Lynch Patrick M, Morris Jeffrey S, Wen Sijin, Advani Shailesh M, Ross William, Chang George J, Rodriguez-Bigas Miguel, Raju Gottumukkala S, Ricciardiello Luigi, Iwama Takeo, Rossi Benedito M, Pellise Maria, Stoffel Elena, Wise Paul E, Bertario Lucio, Saunders Brian, Burt Randall, Belluzzi Andrea, Ahnen Dennis, Matsubara Nagahide, Bülow Steffen, Jespersen Niels, Clark Susan K, Erdman Steven H, Markowitz Arnold J, Bernstein Inge, De Haas Niels, Syngal Sapna, Moeslein Gabriela
Department of Gastroenterology, Hepatology, and Nutrition, The University of Texas MD Anderson Cancer Center, Houston, Texas, USA.
Department of Biostatistics, The University of Texas MD Anderson Cancer Center, Houston, Texas, USA.
Gastrointest Endosc. 2016 Jul;84(1):115-125.e4. doi: 10.1016/j.gie.2015.12.029. Epub 2016 Jan 6.

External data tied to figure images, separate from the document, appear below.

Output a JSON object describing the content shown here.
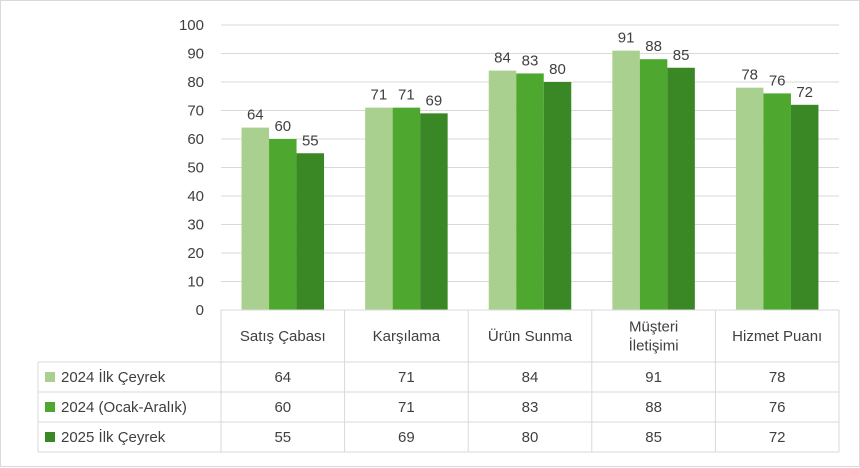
{
  "chart_data": {
    "type": "bar",
    "categories": [
      "Satış Çabası",
      "Karşılama",
      "Ürün Sunma",
      "Müşteri İletişimi",
      "Hizmet Puanı"
    ],
    "series": [
      {
        "name": "2024 İlk Çeyrek",
        "values": [
          64,
          71,
          84,
          91,
          78
        ],
        "color": "#a9d08e"
      },
      {
        "name": "2024 (Ocak-Aralık)",
        "values": [
          60,
          71,
          83,
          88,
          76
        ],
        "color": "#4ea72e"
      },
      {
        "name": "2025 İlk Çeyrek",
        "values": [
          55,
          69,
          80,
          85,
          72
        ],
        "color": "#3a8726"
      }
    ],
    "ylim": [
      0,
      100
    ],
    "yticks": [
      0,
      10,
      20,
      30,
      40,
      50,
      60,
      70,
      80,
      90,
      100
    ],
    "grid": true,
    "data_table": true,
    "legend_placement": "data-table-left"
  }
}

It is not possible to accurately count adenomas in many patients with familial adenomatous polyposis (FAP). Nevertheless, polyp counts are critical in evaluating each patient's response to interventions. However, the U.S. Food and Drug Administration no longer recognizes the decrease in polyp burden as a sufficient chemoprevention trial treatment endpoint requiring a measure of "clinical benefit." To develop endpoints for future industry-sponsored chemopreventive trials, the International Society for Gastrointestinal Hereditary Tumors (InSIGHT) developed an FAP staging and intervention classification scheme for lower-GI tract polyposis.
Twenty-four colonoscopy or sigmoidoscopy videos were reviewed by 26 clinicians familiar with diagnosis and treatment of FAP. The reviewers independently assigned a stage to a case by using the proposed system and chose a stage-specific intervention for each case. Our endpoint was the degree of concordance among reviewers staging and intervention assessments.
The staging and intervention ratings of the 26 reviewers were highly concordant (ρ = 0.710; 95% credible interval, 0.651-0.759). Sixty-two percent of reviewers agreed on the FAP stage, and 90% of scores were within ±1 stage of the mode. Sixty percent of reviewers agreed on the intervention, and 86% chose an intervention within ±1 level of the mode.
The proposed FAP colon polyposis staging system and stage-specific intervention are based on a high degree of agreement on the part of experts in the review of individual cases of polyposis. Therefore, reliable and clinically relevant means for measuring trial outcomes can be developed. Outlier cases showing wide scatter in stage assignment call for individualized attention and may be inappropriate for enrollment in clinical trials for this reason.
在许多家族性腺瘤性息肉病(FAP)患者中,准确计数腺瘤是不可能的。然而,息肉计数对于评估每位患者对干预措施的反应至关重要。然而,美国食品药品监督管理局不再将息肉负担的减轻视为化学预防试验治疗终点的充分依据,认为还需要衡量“临床获益”。为了制定未来由行业赞助的化学预防试验的终点,国际胃肠道遗传性肿瘤学会(InSIGHT)制定了下消化道息肉病的FAP分期和干预分类方案。
26位熟悉FAP诊断和治疗的临床医生对24份结肠镜检查或乙状结肠镜检查视频进行了评估。评估人员使用提议的系统独立为病例分配一个分期,并为每个病例选择特定分期的干预措施。我们的终点是评估人员在分期和干预评估方面的一致程度。
26位评估人员的分期和干预评级高度一致(ρ = 0.710;95%可信区间,0.651 - 0.759)。62%的评估人员对FAP分期达成一致,90%的评分在众数的±1个分期范围内。60%的评估人员对干预措施达成一致,86%的人选择了在众数的±1个等级范围内的干预措施。
提议的FAP结肠息肉病分期系统和特定分期的干预措施基于专家在审查单个息肉病病例时的高度一致性。因此,可以开发出可靠且与临床相关的衡量试验结果的方法。在分期分配上显示出广泛离散的异常病例需要个体化关注,因此可能不适合纳入此类临床试验。